Living out of the car is wild and amazing this way—everything is here! i just have to open the right door/bag to access the things i need. Having everything on your back has it’s perks for sure, but i sure love being able to carry a variety of food, all of my art stuff, some books, lots of tools—a whole kitchen! and so much more that isn’t completely necessary but is absolutely reassuring.

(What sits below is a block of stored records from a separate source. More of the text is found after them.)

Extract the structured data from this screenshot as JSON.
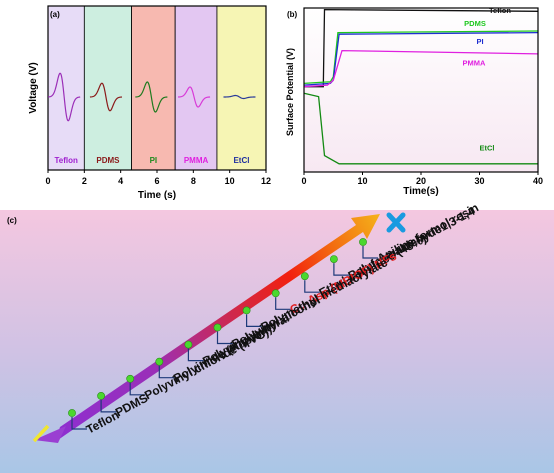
{
  "panel_a": {
    "label": "(a)",
    "ylabel": "Voltage (V)",
    "xlabel": "Time (s)",
    "xticks": [
      "0",
      "2",
      "4",
      "6",
      "8",
      "10",
      "12"
    ],
    "bands": [
      {
        "name": "Teflon",
        "color": "#e7dcf7",
        "text_color": "#a020d0",
        "line_color": "#9b2fb8"
      },
      {
        "name": "PDMS",
        "color": "#cdeee0",
        "text_color": "#8b1a1a",
        "line_color": "#8b1a1a"
      },
      {
        "name": "PI",
        "color": "#f7b9b0",
        "text_color": "#1e8a1e",
        "line_color": "#1e7a1e"
      },
      {
        "name": "PMMA",
        "color": "#e3c7f2",
        "text_color": "#e020e0",
        "line_color": "#d83ad8"
      },
      {
        "name": "EtCl",
        "color": "#f6f5b4",
        "text_color": "#1f2f9f",
        "line_color": "#2a3a9a"
      }
    ]
  },
  "chart_data": {
    "type": "line",
    "title": "",
    "xlabel": "Time(s)",
    "ylabel": "Surface Potential (V)",
    "xlim": [
      0,
      40
    ],
    "xticks": [
      0,
      10,
      20,
      30,
      40
    ],
    "series": [
      {
        "name": "Teflon",
        "color": "#111111",
        "x": [
          0,
          3,
          3.3,
          3.5,
          40
        ],
        "y": [
          0.52,
          0.52,
          0.52,
          0.99,
          0.98
        ]
      },
      {
        "name": "PDMS",
        "color": "#1ec81e",
        "x": [
          0,
          4.5,
          5,
          5.8,
          40
        ],
        "y": [
          0.54,
          0.55,
          0.58,
          0.85,
          0.86
        ]
      },
      {
        "name": "PI",
        "color": "#1f2fd0",
        "x": [
          0,
          4.5,
          5,
          6,
          40
        ],
        "y": [
          0.53,
          0.54,
          0.56,
          0.84,
          0.85
        ]
      },
      {
        "name": "PMMA",
        "color": "#e020e0",
        "x": [
          0,
          4,
          5,
          6.5,
          40
        ],
        "y": [
          0.52,
          0.53,
          0.56,
          0.74,
          0.72
        ]
      },
      {
        "name": "EtCl",
        "color": "#138a13",
        "x": [
          0,
          2.5,
          3.5,
          6,
          40
        ],
        "y": [
          0.48,
          0.46,
          0.1,
          0.05,
          0.05
        ]
      }
    ]
  },
  "panel_b": {
    "label": "(b)"
  },
  "panel_c": {
    "label": "(c)",
    "materials": [
      {
        "name": "Aniline formol resin",
        "highlight": false
      },
      {
        "name": "Polyformaldehyde1,3-1,4",
        "highlight": false
      },
      {
        "name": "Ethyl cellulose (48%)",
        "highlight": false
      },
      {
        "name": "Cu-Asp (MBIOF) NFs",
        "highlight": true
      },
      {
        "name": "Polymethyl methacrylate",
        "highlight": false
      },
      {
        "name": "Polyvinyl alcohol",
        "highlight": false
      },
      {
        "name": "Polyvinyl butyral",
        "highlight": false
      },
      {
        "name": "Polyimide (Kapton)",
        "highlight": false
      },
      {
        "name": "Polyvinyl chloride (PVC)",
        "highlight": false
      },
      {
        "name": "PDMS",
        "highlight": false
      },
      {
        "name": "Teflon",
        "highlight": false
      }
    ],
    "plus_symbol": "+",
    "minus_symbol": "−",
    "highlight_color": "#e01e1e"
  }
}
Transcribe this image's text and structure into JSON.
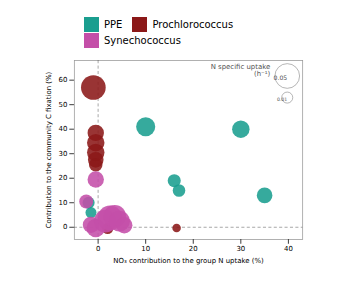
{
  "chart_data": {
    "type": "scatter",
    "xlabel": "NO₃ contribution to the group N uptake (%)",
    "ylabel": "Contribution to the community C fixation (%)",
    "xlim": [
      -5,
      43
    ],
    "ylim": [
      -5,
      68
    ],
    "xticks": [
      0,
      10,
      20,
      30,
      40
    ],
    "yticks": [
      0,
      10,
      20,
      30,
      40,
      50,
      60
    ],
    "vline_x": 0,
    "hline_y": 0,
    "legend": "top",
    "series": [
      {
        "name": "PPE",
        "color": "#1a9e8f",
        "x": [
          -2.0,
          -1.5,
          10.0,
          16.0,
          17.0,
          30.0,
          35.0
        ],
        "y": [
          10.0,
          6.0,
          41.0,
          19.0,
          15.0,
          40.0,
          13.0
        ],
        "sizes": [
          0.012,
          0.01,
          0.03,
          0.014,
          0.013,
          0.025,
          0.02
        ]
      },
      {
        "name": "Prochlorococcus",
        "color": "#8b1818",
        "x": [
          -1.0,
          -0.5,
          -0.5,
          -0.5,
          -0.5,
          -0.5,
          2.0,
          16.5
        ],
        "y": [
          57.0,
          38.5,
          34.5,
          30.5,
          27.5,
          25.5,
          -0.5,
          -0.3
        ],
        "sizes": [
          0.05,
          0.022,
          0.025,
          0.025,
          0.02,
          0.015,
          0.01,
          0.006
        ]
      },
      {
        "name": "Synechococcus",
        "color": "#c44fa8",
        "x": [
          -2.5,
          -1.5,
          -0.5,
          -0.5,
          1.5,
          2.5,
          3.5,
          4.5,
          5.5
        ],
        "y": [
          10.5,
          1.0,
          19.5,
          -0.3,
          2.5,
          3.8,
          4.5,
          2.5,
          0.8
        ],
        "sizes": [
          0.016,
          0.022,
          0.022,
          0.028,
          0.042,
          0.05,
          0.042,
          0.036,
          0.022
        ]
      }
    ],
    "size_legend": {
      "values": [
        0.05,
        0.01
      ],
      "label": "N specific uptake\n(h⁻¹)"
    }
  }
}
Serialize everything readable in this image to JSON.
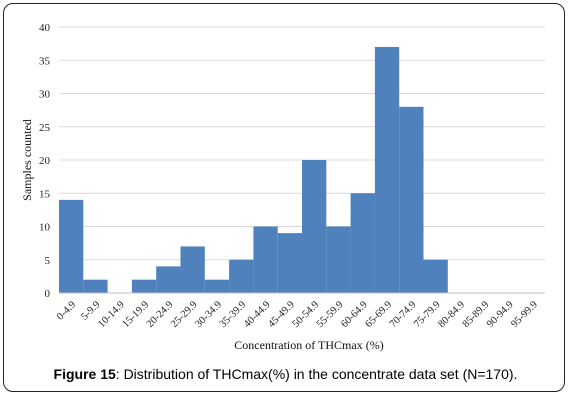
{
  "chart_data": {
    "type": "bar",
    "categories": [
      "0-4.9",
      "5-9.9",
      "10-14.9",
      "15-19.9",
      "20-24.9",
      "25-29.9",
      "30-34.9",
      "35-39.9",
      "40-44.9",
      "45-49.9",
      "50-54.9",
      "55-59.9",
      "60-64.9",
      "65-69.9",
      "70-74.9",
      "75-79.9",
      "80-84.9",
      "85-89.9",
      "90-94.9",
      "95-99.9"
    ],
    "values": [
      14,
      2,
      0,
      2,
      4,
      7,
      2,
      5,
      10,
      9,
      20,
      10,
      15,
      37,
      28,
      5,
      0,
      0,
      0,
      0
    ],
    "title": "",
    "xlabel": "Concentration of THCmax (%)",
    "ylabel": "Samples counted",
    "ylim": [
      0,
      40
    ],
    "yticks": [
      0,
      5,
      10,
      15,
      20,
      25,
      30,
      35,
      40
    ],
    "grid": true,
    "bar_color": "#4f81bd",
    "grid_color": "#d9d9d9"
  },
  "caption": {
    "label": "Figure 15",
    "text": ": Distribution of THCmax(%) in the concentrate data set (N=170)."
  }
}
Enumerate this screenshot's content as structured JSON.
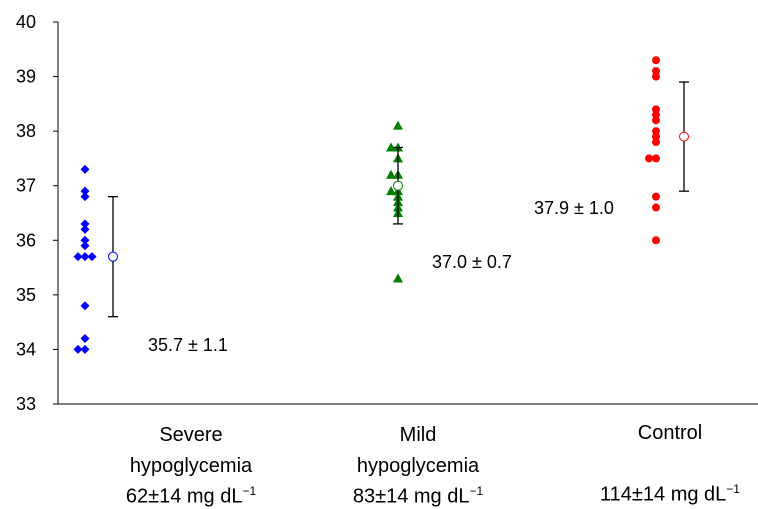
{
  "chart_data": {
    "type": "scatter",
    "ylim": [
      33,
      40
    ],
    "yticks": [
      33,
      34,
      35,
      36,
      37,
      38,
      39,
      40
    ],
    "grid": false,
    "categories": [
      {
        "name_line1": "Severe",
        "name_line2": "hypoglycemia",
        "glucose": "62±14 mg dL",
        "unit_exp": "−1",
        "color": "#0000ff",
        "marker": "diamond",
        "values": [
          37.3,
          36.9,
          36.8,
          36.3,
          36.2,
          36.0,
          35.9,
          35.7,
          35.7,
          35.7,
          34.8,
          34.2,
          34.0,
          34.0
        ],
        "mean": 35.7,
        "sd": 1.1,
        "annotation": "35.7 ± 1.1"
      },
      {
        "name_line1": "Mild",
        "name_line2": "hypoglycemia",
        "glucose": "83±14 mg dL",
        "unit_exp": "−1",
        "color": "#008000",
        "marker": "triangle",
        "values": [
          38.1,
          37.7,
          37.7,
          37.5,
          37.2,
          37.2,
          36.9,
          36.9,
          36.8,
          36.7,
          36.6,
          36.5,
          35.3
        ],
        "mean": 37.0,
        "sd": 0.7,
        "annotation": "37.0 ± 0.7"
      },
      {
        "name_line1": "Control",
        "name_line2": "",
        "glucose": "114±14 mg dL",
        "unit_exp": "−1",
        "color": "#ff0000",
        "marker": "circle",
        "values": [
          39.3,
          39.1,
          39.0,
          38.4,
          38.3,
          38.2,
          38.0,
          37.9,
          37.8,
          37.5,
          37.5,
          36.8,
          36.6,
          36.0
        ],
        "mean": 37.9,
        "sd": 1.0,
        "annotation": "37.9 ± 1.0"
      }
    ]
  }
}
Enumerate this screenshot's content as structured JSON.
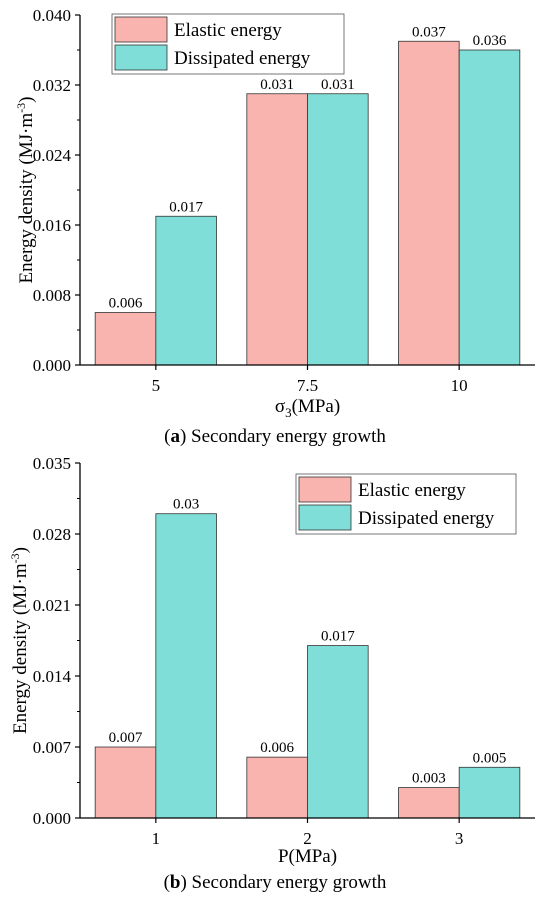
{
  "colors": {
    "elastic": "#f9b4b0",
    "dissipated": "#7fdfd8",
    "axis": "#000000"
  },
  "captions": [
    {
      "letter": "a",
      "text": " Secondary energy growth"
    },
    {
      "letter": "b",
      "text": " Secondary energy growth"
    }
  ],
  "chart_data": [
    {
      "type": "bar",
      "categories": [
        "5",
        "7.5",
        "10"
      ],
      "series": [
        {
          "name": "Elastic energy",
          "values": [
            0.006,
            0.031,
            0.037
          ],
          "labels": [
            "0.006",
            "0.031",
            "0.037"
          ]
        },
        {
          "name": "Dissipated energy",
          "values": [
            0.017,
            0.031,
            0.036
          ],
          "labels": [
            "0.017",
            "0.031",
            "0.036"
          ]
        }
      ],
      "xlabel_main": "σ",
      "xlabel_sub": "3",
      "xlabel_rest": "(MPa)",
      "ylabel": "Energy density (MJ·m",
      "ylabel_sup": "-3",
      "ylabel_end": ")",
      "ylim": [
        0,
        0.04
      ],
      "yticks": [
        "0.000",
        "0.008",
        "0.016",
        "0.024",
        "0.032",
        "0.040"
      ],
      "ytick_values": [
        0,
        0.008,
        0.016,
        0.024,
        0.032,
        0.04
      ],
      "legend_position": "top-left"
    },
    {
      "type": "bar",
      "categories": [
        "1",
        "2",
        "3"
      ],
      "series": [
        {
          "name": "Elastic energy",
          "values": [
            0.007,
            0.006,
            0.003
          ],
          "labels": [
            "0.007",
            "0.006",
            "0.003"
          ]
        },
        {
          "name": "Dissipated energy",
          "values": [
            0.03,
            0.017,
            0.005
          ],
          "labels": [
            "0.03",
            "0.017",
            "0.005"
          ]
        }
      ],
      "xlabel_main": "P(MPa)",
      "xlabel_sub": "",
      "xlabel_rest": "",
      "ylabel": "Energy density (MJ·m",
      "ylabel_sup": "-3",
      "ylabel_end": ")",
      "ylim": [
        0,
        0.035
      ],
      "yticks": [
        "0.000",
        "0.007",
        "0.014",
        "0.021",
        "0.028",
        "0.035"
      ],
      "ytick_values": [
        0,
        0.007,
        0.014,
        0.021,
        0.028,
        0.035
      ],
      "legend_position": "top-right"
    }
  ]
}
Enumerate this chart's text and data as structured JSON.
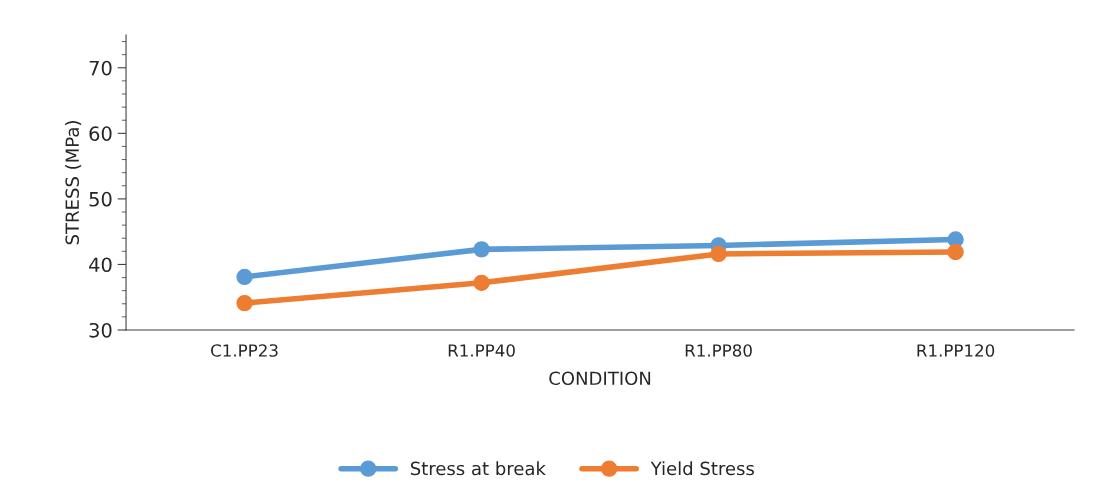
{
  "chart_data": {
    "type": "line",
    "xlabel": "CONDITION",
    "ylabel": "STRESS (MPa)",
    "categories": [
      "C1.PP23",
      "R1.PP40",
      "R1.PP80",
      "R1.PP120"
    ],
    "series": [
      {
        "name": "Stress at break",
        "color": "#5b9bd5",
        "values": [
          38.1,
          42.3,
          42.9,
          43.8
        ]
      },
      {
        "name": "Yield Stress",
        "color": "#ed7d31",
        "values": [
          34.1,
          37.2,
          41.6,
          41.9
        ]
      }
    ],
    "ylim": [
      30,
      75
    ],
    "yticks": [
      30,
      40,
      50,
      60,
      70
    ],
    "grid": false,
    "legend": "bottom",
    "marker": "circle",
    "line_style": "solid"
  }
}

i have traveled alone before, but never like this. i have road-tripped before, but also not quite like this. i think life should be an adventure or nothing, but i was really scared for this one. i still am. i am afraid of being a female body alone (i have weapons i hope to never have to use, right where i’d need them if i did) in wild country. i almost never have a cell signal. There are many signs of bigotry and gun ownership around here. For the first time in my life, and only because of these circumstances, it’s okay with me that i’m not the same color as my mama. i think the US does a shit job of encouraging community, but i also think i should have a little more faith in strangers sometimes. i’ve spent so much of my life surrounded by cultures and communities that took care of each other, and there is so little of that to witness in the US that sometimes i just go ahead and assume there’s none. Logically, i am surely incorrect. And so it goes: it wouldn’t be an adventure if i wasn’t a little scared. And if life isn’t an adventure what even is it?

i am quite fuckin pleased to report that i am able, want, and love to do this. Little buffalo, built to roam.

My Thing with Airports

The thing i love the most about airline travel is that if you cry alone at any point in the journey, no one will tell you “it’s gonna be okay” or to calm down or anything. Once in a while someone wonderful will show up with a tissue, but most people seem to assume there’s a good reason for your tears. It’s so soothing to have a space that exists where humans let humans be human without interfering, and it is unwritten! It happens naturally because everyone knows transit is stressful. i have been crying in airports regularly and passionately (and often, like many times each year) since i first missed a flight in France when i was 19! Only once ever have i been questioned about it, and that was because i wasn’t alone. i was with a man and the woman who asked me was actually assessing my safety. i bawled a bunch in public yesterday and it felt so good to be among people and unbothered. So good. i fucking love crying in airports.